The company has learned from the past years of social distancing. “2021 was a year full of challenges and opportunities,” said Executive Chairman James Liang. “On the bumpy path to recovery, we have built solid resilience and become fundamentally stronger.”
Still, the last quarter of 2021 had meant a step back in recovery as new waves of Covid-19 cases emerged in certain regions. In the fourth quarter, Trip.Com’s revenue dropped 6 percent to CNY4.7 billion from a year ago. Net loss was CNY834 million, compared to CNY1 billion in net profit in the same quarter in 2020.
As overseas vacations became only dreams for many, the travel agency took the opportunity to rethink its services. “During the past year, we have further expanded our product offerings and improved our content capabilities, which pave the way for our sustainable growth in the longer term,” said Liang.

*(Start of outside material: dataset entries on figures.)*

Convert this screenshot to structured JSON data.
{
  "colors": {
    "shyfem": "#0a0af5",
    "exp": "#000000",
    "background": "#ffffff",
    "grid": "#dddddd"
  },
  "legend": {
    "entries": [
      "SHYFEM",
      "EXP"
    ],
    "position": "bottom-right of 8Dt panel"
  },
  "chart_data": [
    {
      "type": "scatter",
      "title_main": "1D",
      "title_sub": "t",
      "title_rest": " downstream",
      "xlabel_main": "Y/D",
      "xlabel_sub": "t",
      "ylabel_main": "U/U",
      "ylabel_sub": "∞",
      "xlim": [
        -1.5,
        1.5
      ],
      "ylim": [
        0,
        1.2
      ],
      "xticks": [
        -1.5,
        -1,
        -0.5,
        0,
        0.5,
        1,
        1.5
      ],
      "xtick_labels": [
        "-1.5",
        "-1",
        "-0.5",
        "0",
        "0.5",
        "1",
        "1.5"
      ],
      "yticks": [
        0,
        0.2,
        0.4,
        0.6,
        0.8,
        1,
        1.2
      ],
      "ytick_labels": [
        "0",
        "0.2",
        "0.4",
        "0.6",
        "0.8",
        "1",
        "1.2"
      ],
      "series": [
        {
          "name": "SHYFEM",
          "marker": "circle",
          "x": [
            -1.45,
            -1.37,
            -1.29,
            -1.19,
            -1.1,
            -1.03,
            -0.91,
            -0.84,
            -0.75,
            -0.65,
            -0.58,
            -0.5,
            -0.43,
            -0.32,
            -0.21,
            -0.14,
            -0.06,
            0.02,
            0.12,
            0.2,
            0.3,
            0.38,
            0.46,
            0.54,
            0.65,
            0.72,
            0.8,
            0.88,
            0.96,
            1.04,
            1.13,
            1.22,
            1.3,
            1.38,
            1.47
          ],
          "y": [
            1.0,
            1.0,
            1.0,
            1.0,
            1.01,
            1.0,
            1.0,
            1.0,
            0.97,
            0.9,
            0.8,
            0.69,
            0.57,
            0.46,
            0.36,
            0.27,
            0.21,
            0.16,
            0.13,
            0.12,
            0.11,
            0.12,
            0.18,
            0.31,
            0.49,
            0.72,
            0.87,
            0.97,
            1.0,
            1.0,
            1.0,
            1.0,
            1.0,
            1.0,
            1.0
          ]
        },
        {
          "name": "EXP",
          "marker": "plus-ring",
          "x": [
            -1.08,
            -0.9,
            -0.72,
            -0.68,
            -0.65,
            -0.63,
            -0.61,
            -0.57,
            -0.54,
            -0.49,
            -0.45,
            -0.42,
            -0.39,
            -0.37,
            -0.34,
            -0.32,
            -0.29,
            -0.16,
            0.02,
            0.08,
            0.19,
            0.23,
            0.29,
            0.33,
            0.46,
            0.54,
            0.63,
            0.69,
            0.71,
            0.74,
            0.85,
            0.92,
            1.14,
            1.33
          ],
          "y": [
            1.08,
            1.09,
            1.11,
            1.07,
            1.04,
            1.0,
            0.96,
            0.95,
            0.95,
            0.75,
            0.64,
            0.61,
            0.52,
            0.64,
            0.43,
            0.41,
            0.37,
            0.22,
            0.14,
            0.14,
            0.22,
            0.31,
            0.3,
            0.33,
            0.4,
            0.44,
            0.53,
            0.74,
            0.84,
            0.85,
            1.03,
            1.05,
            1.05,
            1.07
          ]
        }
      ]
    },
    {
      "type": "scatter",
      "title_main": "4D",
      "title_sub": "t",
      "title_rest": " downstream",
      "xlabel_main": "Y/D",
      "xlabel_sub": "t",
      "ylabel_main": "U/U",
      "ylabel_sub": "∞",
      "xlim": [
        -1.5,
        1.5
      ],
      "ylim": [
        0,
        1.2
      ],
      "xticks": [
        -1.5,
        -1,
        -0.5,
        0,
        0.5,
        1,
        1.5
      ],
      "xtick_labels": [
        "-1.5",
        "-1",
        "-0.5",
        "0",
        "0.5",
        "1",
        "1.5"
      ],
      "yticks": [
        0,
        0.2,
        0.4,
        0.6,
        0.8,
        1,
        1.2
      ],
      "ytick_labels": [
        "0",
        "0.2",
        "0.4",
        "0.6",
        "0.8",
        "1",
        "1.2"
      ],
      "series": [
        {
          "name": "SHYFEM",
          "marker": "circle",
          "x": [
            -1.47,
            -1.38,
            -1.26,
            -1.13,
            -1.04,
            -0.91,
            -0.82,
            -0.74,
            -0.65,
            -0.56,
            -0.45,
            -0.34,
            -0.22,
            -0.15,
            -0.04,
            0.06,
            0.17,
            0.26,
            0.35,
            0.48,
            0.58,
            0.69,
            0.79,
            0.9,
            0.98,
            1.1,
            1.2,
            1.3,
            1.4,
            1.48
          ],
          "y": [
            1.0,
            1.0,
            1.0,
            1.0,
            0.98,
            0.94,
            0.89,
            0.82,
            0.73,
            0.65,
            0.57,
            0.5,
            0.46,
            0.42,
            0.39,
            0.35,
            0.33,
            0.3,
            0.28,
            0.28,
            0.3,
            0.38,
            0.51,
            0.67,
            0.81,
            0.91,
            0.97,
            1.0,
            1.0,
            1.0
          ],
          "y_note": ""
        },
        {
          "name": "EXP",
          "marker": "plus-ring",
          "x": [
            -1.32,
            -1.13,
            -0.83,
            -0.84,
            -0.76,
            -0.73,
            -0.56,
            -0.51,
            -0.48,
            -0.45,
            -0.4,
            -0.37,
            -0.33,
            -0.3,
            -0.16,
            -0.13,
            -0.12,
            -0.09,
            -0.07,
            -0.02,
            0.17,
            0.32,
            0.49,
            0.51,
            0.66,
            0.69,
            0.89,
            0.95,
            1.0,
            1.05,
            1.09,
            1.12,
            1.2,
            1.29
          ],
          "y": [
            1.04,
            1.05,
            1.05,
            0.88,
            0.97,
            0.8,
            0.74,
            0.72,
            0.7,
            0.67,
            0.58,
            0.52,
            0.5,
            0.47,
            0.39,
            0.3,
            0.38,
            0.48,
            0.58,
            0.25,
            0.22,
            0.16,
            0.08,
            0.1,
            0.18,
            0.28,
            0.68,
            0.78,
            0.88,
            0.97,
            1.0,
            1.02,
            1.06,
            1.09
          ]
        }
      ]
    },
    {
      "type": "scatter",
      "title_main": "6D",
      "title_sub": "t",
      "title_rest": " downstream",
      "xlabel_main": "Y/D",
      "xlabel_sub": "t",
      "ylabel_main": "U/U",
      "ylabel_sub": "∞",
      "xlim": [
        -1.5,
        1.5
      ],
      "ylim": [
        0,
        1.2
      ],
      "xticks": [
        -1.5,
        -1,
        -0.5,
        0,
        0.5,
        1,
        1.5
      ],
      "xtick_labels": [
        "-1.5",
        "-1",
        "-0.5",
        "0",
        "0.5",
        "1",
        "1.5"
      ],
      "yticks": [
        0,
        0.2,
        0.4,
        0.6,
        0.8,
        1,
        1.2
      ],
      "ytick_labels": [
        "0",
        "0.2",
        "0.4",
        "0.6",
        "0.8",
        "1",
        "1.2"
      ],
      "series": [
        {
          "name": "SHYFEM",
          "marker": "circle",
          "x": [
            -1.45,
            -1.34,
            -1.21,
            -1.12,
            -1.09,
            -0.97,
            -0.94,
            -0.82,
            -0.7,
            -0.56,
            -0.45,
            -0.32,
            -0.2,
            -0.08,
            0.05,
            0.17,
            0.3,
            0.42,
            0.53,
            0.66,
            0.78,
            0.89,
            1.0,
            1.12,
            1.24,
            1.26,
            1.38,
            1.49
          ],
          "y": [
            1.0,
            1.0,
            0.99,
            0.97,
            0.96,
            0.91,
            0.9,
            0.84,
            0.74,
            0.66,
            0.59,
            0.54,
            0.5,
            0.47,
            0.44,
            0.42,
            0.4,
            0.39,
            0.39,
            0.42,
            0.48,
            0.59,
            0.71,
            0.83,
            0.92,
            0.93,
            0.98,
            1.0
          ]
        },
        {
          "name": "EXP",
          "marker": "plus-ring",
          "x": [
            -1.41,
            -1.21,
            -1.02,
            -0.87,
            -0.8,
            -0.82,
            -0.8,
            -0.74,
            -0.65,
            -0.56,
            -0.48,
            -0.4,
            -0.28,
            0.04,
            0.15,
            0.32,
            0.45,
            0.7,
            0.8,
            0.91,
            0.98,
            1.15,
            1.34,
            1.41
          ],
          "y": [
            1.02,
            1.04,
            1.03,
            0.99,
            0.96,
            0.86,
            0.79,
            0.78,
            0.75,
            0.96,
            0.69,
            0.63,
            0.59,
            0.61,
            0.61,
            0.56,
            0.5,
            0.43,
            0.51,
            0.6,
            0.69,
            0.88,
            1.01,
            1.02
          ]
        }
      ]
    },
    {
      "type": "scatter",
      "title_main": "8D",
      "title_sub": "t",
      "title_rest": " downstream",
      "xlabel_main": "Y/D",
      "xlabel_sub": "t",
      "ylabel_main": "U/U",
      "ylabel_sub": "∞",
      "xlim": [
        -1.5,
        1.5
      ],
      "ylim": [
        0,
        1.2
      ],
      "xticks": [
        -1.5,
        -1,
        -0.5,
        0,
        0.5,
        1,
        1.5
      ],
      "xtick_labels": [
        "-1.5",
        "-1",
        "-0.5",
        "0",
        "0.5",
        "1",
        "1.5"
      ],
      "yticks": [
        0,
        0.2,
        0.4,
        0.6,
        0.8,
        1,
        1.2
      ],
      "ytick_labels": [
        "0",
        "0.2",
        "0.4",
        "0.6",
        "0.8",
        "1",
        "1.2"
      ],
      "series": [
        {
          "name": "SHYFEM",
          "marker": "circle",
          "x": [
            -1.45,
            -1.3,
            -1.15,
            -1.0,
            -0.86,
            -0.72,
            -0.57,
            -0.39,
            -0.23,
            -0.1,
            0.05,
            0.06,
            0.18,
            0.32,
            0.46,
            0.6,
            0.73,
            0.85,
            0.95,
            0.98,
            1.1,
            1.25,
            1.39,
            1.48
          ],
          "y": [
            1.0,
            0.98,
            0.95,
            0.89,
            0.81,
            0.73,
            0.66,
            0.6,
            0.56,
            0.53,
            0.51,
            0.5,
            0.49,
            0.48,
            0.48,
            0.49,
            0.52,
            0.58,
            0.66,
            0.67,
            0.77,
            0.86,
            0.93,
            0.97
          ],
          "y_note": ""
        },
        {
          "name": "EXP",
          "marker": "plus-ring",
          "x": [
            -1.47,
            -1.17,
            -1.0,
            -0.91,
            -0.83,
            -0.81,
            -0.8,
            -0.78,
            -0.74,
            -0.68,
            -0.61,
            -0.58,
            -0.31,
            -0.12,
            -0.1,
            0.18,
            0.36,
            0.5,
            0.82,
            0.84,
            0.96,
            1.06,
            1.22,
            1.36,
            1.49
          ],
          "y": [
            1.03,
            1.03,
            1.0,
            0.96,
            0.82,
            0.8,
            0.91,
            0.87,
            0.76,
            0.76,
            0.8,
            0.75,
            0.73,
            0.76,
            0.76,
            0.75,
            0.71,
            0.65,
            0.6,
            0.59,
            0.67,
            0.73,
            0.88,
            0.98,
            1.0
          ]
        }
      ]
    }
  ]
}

“Going forward, we will continue to focus on the business recovery in the Chinese domestic market while remaining ambitious with our global vision towards global travel reopening,” the chief added.
Trip.Com’s Hong Kong-listed shares [HKG: 9961] climbed 0.8 percent to HKD192.70 (USD24.60) as of noon. The shares have slumped almost a third in value over the past 12 months.